Thresholded Monitoring in Distributed Data Streams
Meng Li,Haipeng Dai,Xiaoyu Wang,Rui Xia,Alex X. Liu,Guihai Chen
DOI: https://doi.org/10.1109/tnet.2020.2979654
2020-01-01
IEEE/ACM Transactions on Networking
Abstract:In this paper, we consider the problem of thresholded monitoring in distributed data streams, that is, given multiple distributed data streams observed by multiple monitors during a certain period, finding the items whose global frequencies overall data streams exceeding a given threshold. We first derive a lower bound of communication overhead for any deterministic algorithm for this problem. Then, we propose two different schemas, i.e., Low-threshold Cascaded Cuckoo Filter (L-CCF) for low-threshold monitoring and High-threshold Cascaded Cuckoo Filter (H-CCF) for high-threshold monitoring. L-CCF and H-CCF can identify items whose frequency are more than the given threshold while a desired false negative rate (FNR) is achieved and communication overhead is optimized. The key idea is to compress the communication overhead caused by transferring the ID and frequency information at the same time.
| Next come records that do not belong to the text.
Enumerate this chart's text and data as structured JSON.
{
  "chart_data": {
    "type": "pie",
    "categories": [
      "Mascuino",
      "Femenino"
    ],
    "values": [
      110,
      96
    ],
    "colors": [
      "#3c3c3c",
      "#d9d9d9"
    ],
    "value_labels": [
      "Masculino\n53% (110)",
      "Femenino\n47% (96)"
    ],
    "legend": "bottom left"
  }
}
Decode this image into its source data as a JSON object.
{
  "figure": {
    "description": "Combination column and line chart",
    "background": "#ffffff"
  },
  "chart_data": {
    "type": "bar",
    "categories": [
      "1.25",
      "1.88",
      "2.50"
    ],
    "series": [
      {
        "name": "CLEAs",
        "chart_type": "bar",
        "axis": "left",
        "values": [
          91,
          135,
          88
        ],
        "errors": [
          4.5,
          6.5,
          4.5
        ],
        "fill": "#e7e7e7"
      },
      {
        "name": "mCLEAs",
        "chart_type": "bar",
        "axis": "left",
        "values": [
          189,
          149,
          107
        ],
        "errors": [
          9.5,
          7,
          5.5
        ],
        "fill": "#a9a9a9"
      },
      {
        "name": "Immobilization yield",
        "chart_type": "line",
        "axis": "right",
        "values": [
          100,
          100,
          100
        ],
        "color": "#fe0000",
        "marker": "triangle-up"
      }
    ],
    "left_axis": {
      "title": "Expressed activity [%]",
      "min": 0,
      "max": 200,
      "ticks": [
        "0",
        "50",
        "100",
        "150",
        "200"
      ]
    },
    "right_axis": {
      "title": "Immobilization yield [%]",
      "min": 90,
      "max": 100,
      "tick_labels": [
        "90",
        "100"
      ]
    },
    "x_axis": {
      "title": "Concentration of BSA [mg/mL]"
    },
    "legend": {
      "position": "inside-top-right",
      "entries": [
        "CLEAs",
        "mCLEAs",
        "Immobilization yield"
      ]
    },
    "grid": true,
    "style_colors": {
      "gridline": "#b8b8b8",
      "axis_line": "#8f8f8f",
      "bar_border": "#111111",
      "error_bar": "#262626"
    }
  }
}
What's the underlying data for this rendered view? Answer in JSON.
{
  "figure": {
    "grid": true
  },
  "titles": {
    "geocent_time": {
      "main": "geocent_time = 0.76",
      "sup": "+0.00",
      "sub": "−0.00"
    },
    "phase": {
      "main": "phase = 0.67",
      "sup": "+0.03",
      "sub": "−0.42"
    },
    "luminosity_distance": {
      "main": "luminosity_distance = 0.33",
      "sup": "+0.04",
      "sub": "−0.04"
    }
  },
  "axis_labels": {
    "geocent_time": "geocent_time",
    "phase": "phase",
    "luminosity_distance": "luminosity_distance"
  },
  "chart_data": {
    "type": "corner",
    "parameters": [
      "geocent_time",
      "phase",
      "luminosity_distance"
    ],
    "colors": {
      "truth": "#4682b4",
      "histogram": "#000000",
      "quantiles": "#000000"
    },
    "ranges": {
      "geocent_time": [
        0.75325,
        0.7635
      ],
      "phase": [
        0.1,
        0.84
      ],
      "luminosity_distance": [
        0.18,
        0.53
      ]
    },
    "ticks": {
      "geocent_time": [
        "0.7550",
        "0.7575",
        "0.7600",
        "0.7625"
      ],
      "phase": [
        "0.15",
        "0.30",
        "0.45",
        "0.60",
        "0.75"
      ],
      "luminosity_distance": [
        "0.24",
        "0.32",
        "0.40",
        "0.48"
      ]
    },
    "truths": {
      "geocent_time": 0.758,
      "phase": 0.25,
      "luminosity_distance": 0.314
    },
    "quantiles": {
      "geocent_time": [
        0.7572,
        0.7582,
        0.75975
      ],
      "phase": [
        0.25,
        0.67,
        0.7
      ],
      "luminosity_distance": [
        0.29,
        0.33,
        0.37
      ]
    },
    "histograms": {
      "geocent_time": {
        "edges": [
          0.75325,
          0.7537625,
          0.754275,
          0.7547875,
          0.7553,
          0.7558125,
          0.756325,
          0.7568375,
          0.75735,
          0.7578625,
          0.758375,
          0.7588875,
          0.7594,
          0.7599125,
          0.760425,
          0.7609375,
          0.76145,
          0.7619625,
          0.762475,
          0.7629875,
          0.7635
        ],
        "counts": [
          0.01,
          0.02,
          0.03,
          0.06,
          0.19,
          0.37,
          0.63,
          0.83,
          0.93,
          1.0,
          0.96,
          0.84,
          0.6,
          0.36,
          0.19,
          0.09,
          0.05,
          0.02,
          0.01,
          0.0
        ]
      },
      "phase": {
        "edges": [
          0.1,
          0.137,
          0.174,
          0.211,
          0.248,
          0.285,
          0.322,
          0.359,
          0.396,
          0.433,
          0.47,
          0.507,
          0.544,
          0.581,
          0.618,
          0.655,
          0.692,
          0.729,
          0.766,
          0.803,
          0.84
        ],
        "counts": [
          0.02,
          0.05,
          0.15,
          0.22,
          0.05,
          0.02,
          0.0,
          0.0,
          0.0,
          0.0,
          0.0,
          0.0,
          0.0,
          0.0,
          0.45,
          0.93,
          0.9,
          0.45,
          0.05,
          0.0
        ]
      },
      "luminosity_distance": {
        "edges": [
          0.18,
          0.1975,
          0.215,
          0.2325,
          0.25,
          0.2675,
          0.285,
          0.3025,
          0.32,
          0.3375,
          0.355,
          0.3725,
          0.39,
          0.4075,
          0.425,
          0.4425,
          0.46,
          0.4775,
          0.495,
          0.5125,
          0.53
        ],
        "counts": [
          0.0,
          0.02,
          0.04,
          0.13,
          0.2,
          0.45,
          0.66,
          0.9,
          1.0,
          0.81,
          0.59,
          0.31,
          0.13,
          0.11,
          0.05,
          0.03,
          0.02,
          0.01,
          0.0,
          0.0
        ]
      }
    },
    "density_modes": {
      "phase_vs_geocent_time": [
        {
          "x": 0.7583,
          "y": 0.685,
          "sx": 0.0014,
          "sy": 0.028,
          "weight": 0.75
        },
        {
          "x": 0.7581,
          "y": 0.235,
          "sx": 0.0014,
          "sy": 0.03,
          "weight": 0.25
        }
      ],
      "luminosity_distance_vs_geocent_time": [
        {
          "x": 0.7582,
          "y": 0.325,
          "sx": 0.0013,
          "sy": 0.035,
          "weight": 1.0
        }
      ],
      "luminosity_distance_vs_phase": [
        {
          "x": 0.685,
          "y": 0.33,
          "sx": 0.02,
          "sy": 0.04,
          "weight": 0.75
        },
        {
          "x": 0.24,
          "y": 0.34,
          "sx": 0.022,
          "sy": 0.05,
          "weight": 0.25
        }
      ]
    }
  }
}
First, to reduce the communication overhead of transferring IDs, we propose to encode the IDs into separate tiny parts and store these tiny parts in L-CCF or H-CCF. Second, to reduce the communication overhead of transferring frequencies, we adopt carry-in counter technique in L-CCF and multiple sampling technique in H-CCF. We evaluated L-CCF and H-CCF on two real-world traces and compared their performance with two prior adapted algorithms. Our experimental results show that on average, L-CCF and H-CCF achieve FNRs with 55.7% and 65.56% better than that of comparison algorithms while FPRs is maintained at the level of 2.23%.